Lecturer with the Kwame Nkrumah University of Science and Technology (KNUST) Dr Charles Marfo has stated that it will amount to punishment if the Senior minister designate Yaw Osafo Maafo is re-vetted.
He said it will be a waste of time and resources for the Appointments Committee of Parliament and Ghana as a whole to allow the former finance minister in the erstwhile Kufour’s administration to go through another round of hours of ‘grilling’.
Mr Maafo and the energy minister designate Boakye Agyarko have been asked to provide further explanations on their CVs as a result their approval have been put on ice.
Speaking with Kwame Adinkra host of Abusua FM’s Abusua Nkommo, he observed that it is a means to show the minister designate where ‘power lies’ after his rift with committee member Okudzeto Ablakwa.
‘I don’t believe its by substance to re-invite him. I see it more like punishment, some of the committee members have been arguing that he didn’t show respect to them. If you don’t want to approve his appointment, just say it, other than that I don’t get it, what questions at all are you going to ask him again. Parliamentary issues are handled in certain manner, so we just have to be careful about our comments before we are dragged to the house,’ he said.
He remarked that Mr Agyarko was the best minister designate to have performed creditably with his presentation during the vetting.
‘His vetting took longer than almost all of them, what kind of better particulars do you want again before you approve his nominations.
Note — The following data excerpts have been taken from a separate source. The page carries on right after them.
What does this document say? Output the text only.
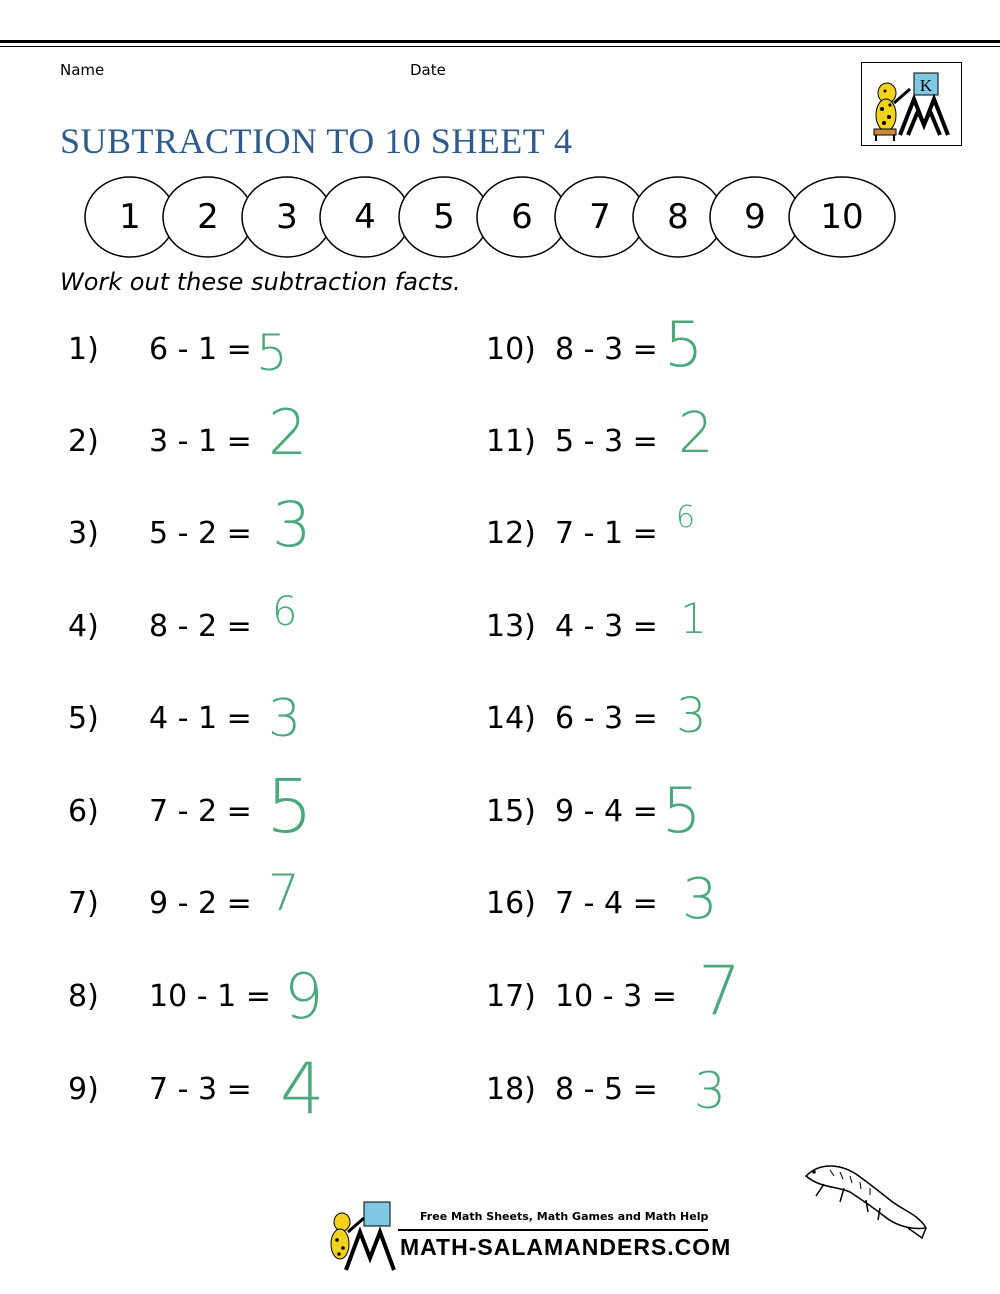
Name	Date
K
SUBTRACTION TO 10 SHEET 4
1	2	3	4	5	6	7	8	9	10
Work out these subtraction facts.
1) 6 - 1 = 5
2) 3 - 1 = 2
3) 5 - 2 = 3
4) 8 - 2 = 6
5) 4 - 1 = 3
6) 7 - 2 = 5
7) 9 - 2 = 7
8) 10 - 1 = 9
9) 7 - 3 = 4
10) 8 - 3 = 5
11) 5 - 3 = 2
12) 7 - 1 = 6
13) 4 - 3 = 1
14) 6 - 3 = 3
15) 9 - 4 = 5
16) 7 - 4 = 3
17) 10 - 3 = 7
18) 8 - 5 = 3
Free Math Sheets, Math Games and Math Help
MATH-SALAMANDERS.COM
He was confident, how can his former positions become arrogance?, its sometimes sad, I must say,’ he said.
Mr Marfo questioned why Ghanaians sometimes play the ostrich by not accepting the naked truth with issues regarding International Monetary Fund (IMF).
‘Who doesn’t know that the IMF has not been treating us unfairly, there is no way these people are going to be rejected, is no way, we will only be wasting state resources to re-vet them, some minister designates years back couldn’t even recite the national anthem,’ he said.
He argued that due process is not always the best, ‘what is the sense if due process doesn’t end anywhere’.